Levavam consigo o jornal e perguntaram logo pelo homem da foto. Seu Tonico, desconfiado, quis saber quem eram eles e o que queriam com aquele homem, pensando que seriam do Serviço Social e que iriam criar problemas pro Vitrolinha.
Helena então, já chorando emocionada, percebeu que esse homem era amigo de Paulo e se revelou: contou que era a esposa dele, que seu nome era Paulo e que ele tinha saído de casa por ter entendido uma situação erroneamente.
Seu Tonico, que já desconfiava de alguma coisa assim, pelo jeito do Vitrolinha, mandou uma das garçonetes chamar o rapaz, que estava limpando o depósito.

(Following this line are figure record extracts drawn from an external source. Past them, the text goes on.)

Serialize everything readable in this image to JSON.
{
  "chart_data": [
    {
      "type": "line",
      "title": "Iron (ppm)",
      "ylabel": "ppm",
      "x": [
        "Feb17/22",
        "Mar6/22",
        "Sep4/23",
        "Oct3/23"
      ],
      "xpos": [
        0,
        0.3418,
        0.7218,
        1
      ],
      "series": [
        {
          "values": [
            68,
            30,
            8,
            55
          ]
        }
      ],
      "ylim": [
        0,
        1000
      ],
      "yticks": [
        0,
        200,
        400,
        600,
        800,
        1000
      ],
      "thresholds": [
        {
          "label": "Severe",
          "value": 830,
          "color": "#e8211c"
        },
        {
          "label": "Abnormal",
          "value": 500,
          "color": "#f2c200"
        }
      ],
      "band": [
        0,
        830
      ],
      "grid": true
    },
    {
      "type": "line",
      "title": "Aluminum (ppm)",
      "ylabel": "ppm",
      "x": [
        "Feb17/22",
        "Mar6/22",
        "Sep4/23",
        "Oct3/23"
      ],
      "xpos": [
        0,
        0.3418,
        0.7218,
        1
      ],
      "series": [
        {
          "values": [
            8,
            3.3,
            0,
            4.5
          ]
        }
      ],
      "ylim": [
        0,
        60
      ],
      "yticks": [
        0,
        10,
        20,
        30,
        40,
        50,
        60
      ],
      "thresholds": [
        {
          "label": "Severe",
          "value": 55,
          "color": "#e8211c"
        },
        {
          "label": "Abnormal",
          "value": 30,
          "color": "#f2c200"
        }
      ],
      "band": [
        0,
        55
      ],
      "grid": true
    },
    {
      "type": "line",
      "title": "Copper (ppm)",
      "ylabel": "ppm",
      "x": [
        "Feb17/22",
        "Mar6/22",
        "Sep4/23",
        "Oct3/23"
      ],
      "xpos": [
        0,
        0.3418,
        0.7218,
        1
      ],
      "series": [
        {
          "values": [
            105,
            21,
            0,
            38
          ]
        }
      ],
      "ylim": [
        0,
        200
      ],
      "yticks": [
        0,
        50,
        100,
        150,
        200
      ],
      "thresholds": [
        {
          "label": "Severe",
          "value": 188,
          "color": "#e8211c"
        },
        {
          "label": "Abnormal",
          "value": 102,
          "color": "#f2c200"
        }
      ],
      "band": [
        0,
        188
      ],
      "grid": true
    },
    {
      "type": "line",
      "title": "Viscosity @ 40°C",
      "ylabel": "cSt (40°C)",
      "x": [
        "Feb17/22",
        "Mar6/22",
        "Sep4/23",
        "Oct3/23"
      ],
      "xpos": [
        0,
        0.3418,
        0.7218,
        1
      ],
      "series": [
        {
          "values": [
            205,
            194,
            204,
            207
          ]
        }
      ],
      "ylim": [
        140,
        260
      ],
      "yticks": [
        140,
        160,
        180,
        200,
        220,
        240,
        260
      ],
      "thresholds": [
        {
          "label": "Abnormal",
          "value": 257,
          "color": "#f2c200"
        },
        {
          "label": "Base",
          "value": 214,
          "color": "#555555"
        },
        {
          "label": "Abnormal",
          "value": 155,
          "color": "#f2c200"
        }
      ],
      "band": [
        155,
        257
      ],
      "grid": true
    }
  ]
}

Paulo, veio sem desconfiar de nada, e teve um tremendo choque ao deparar com Helena e seu irmão.
Quis dar meia volta, mas Pedro foi mais rápido e se agarrou a ele, logo seguido por Helena e pediram para ele ficar calmo e que deixasse que eles lhe explicassem tudo. Paulo aquiesceu. Achou seu irmão bem mais magro e Helena abatida. Seu Tonico levou-os a um reservado e eles conversaram.
Pedro contou que estava com câncer, um câncer raro e ainda sem tratamento, tinha pouco menos de um ano de vida e não queria morrer sem se explicar com Paulo e fazê-lo voltar ara Helena.
Naquele dia que Paulo os flagrou abraçados, Pedro tinha tido a notícia da doença e foi falar com Helena por que não sabia como contar para Paulo, visto que eram muito unidos e Paulo iria ficar arrasado com a notícia. Naquele instante, em que Helena consolava Pedro e comovida passou a mão em seu rosto, Paulo entrou e vendo essa cena pensou o pior, pensou que eles estavam tendo um caso!
Paulo chorou muito ao saber da doença do irmão. Pediu perdão aos dois por ter duvidado deles e principalmente de Helena. Eles já o tinham perdoado e só queriam sua volta para casa. O que aconteceu.
Uns meses depois, com Pedro já morto e Helena grávida, Paulo fez questão de ir a S. Paulo e ir na praça, de porta em porta agradecer aos moradores a acolhida que teve nos vários meses que lá morou. Procurou Aline e agradeceu muito a ela, pois foi graças a sua persistência na reportagem é que pode ter sua vida de volta. Decidiram, ele e Helena se o bebê fosse menino seria Pedro e se fosse menina seria Aline.